Christophe Pettus a écrit :
On Feb 4, 2021, at 09:21, Denis Laxalde <denis.laxa...@dalibo.com> wrote:

Well, maybe I'm missing something... In the examples above, (written
down explicitly to understand where IO happens), if I shut down postgres
between 'await conn.execute()' and 'await cur.fetchall()', the first
example breaks but the second doesn't. Perhaps the autocommit mention
was misleading; it's enough to insert 'await conn.commit()' before
'await cur.fetchall()' to reproduce. So (and again, unless I'm missing
something), if this is not "by design", maybe this is bug?

You're relying on private knowledge, not an API guarantee, as to "where I/O 
happens" here.  Like any expectation based on private knowledge, you can get tripped 
up by that.

Well, that's just an exercise for me to understand where things happen.

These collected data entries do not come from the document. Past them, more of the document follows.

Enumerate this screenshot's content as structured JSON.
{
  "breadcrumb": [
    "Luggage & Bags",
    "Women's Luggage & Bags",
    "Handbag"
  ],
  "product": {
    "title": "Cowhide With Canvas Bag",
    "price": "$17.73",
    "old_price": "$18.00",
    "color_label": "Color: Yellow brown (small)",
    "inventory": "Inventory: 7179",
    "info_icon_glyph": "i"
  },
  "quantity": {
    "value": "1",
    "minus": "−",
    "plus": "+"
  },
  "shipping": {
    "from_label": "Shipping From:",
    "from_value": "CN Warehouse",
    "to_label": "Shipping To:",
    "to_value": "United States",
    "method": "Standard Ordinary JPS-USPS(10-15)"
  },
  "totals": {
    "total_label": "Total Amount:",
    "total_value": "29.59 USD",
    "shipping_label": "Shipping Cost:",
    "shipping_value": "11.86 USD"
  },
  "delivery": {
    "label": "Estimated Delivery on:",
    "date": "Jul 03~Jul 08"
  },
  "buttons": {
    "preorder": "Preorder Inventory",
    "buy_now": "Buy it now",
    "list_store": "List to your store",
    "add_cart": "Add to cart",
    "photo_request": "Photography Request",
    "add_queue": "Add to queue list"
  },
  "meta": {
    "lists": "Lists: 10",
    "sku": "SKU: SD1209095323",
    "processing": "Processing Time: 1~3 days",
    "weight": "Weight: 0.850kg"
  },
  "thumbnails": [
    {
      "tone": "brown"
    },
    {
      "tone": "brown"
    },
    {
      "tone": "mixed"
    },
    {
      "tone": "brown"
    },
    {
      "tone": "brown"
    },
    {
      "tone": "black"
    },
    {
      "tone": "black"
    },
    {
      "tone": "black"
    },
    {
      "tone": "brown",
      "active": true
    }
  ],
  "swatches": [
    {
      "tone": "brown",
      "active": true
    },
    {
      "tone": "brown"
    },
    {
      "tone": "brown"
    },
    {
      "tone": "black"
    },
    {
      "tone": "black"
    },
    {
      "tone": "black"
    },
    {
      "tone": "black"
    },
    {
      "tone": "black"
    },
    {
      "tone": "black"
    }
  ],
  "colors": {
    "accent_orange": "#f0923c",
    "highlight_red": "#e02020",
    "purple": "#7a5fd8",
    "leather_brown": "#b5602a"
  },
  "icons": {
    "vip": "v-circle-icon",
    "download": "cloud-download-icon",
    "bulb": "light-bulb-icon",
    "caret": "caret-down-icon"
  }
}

Of course, I'd expect an 'await' expression to possibly involve I/O in real life.


If it comes down to "cursor isn't a good name for this class," that's probably 
true, but we're a decade past making that decision.

That, and the fact that fetch*() methods do not fetch actually. (For the synchronous case, I'm quite convinced now this is too late to change.)

As far as the async interface is concerned, I think there is no adoption
issue because there's no precedent use from psycopg2. So we could
expose two API: cursorless querying ('await conn.execute()') and have a
single server-side cursor class.

Right now, switching from using just a client-side cursor object to server-side 
cursor preserves largely preserves the API.  I think that's a valuable feature 
that's worth retaining.

Worth retaining, maybe. Is it worth imposing the 'await cursor.fetch*()' pattern to everybody when it does not appear needed? I'm not so sure, as this would be at the cost of readability and clarity. (On the other hand, if I were to migrate some code to use server-side cursors, I would probably do it on a case-by-case basis; so if the cursor wasn't there in the first place, adding it would be little trouble in contrast to deciding where a server-side cursor is needed or not.)